Structure – What makes this book special ultimately comes down to the way it was built. Forsyth divides Jackal into three parts: “Anatomy of a Plot,” “Anatomy of a Manhunt,” and “Anatomy of a Kill;” clear, linear multiple narratives in miniature that work in tandem to carry the reader forward. This not only works at building drama but adds suspense when the author leaves a plot strand hanging for a beat or two.
Forsyth incorporates other elements, too, like big reveals and misdirection ploys, not unique to him then or now, but very well executed.
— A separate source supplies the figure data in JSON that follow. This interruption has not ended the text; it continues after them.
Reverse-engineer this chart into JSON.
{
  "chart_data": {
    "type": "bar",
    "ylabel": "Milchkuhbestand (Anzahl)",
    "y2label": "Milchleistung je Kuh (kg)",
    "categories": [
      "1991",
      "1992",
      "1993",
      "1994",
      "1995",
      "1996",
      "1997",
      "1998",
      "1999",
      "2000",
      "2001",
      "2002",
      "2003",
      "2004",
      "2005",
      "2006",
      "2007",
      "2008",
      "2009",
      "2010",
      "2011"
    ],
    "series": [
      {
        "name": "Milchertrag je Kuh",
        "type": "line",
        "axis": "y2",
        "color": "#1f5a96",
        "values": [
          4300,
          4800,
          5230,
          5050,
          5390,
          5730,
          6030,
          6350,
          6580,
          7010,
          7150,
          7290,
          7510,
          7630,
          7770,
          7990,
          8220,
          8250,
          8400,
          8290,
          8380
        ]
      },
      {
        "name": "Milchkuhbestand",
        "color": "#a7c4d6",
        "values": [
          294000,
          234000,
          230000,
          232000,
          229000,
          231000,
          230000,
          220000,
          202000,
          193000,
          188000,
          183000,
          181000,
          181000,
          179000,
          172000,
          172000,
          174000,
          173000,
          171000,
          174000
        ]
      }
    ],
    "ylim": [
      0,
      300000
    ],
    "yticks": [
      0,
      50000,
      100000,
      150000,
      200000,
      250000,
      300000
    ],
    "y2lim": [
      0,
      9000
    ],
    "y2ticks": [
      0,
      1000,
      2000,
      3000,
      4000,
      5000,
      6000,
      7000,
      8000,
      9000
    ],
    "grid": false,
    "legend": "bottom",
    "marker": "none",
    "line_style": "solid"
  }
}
Jackal is a tough, grim book, yet at the same time a joy.
Like
many fine artists, Forsyth never quite managed to top his first work, though he
has written a couple of great novels; The Odessa File immediately after
and The Fourth Protocol some years later. But Day Of The Jackal
stands apart from the rest of his oeuvre, because it is so original in
concept and plays out so wonderfully. Reading it again, I was not impressed so
much by how it expanded the horizons of a genre. I just enjoyed the marvelous
way it all falls together. So will you.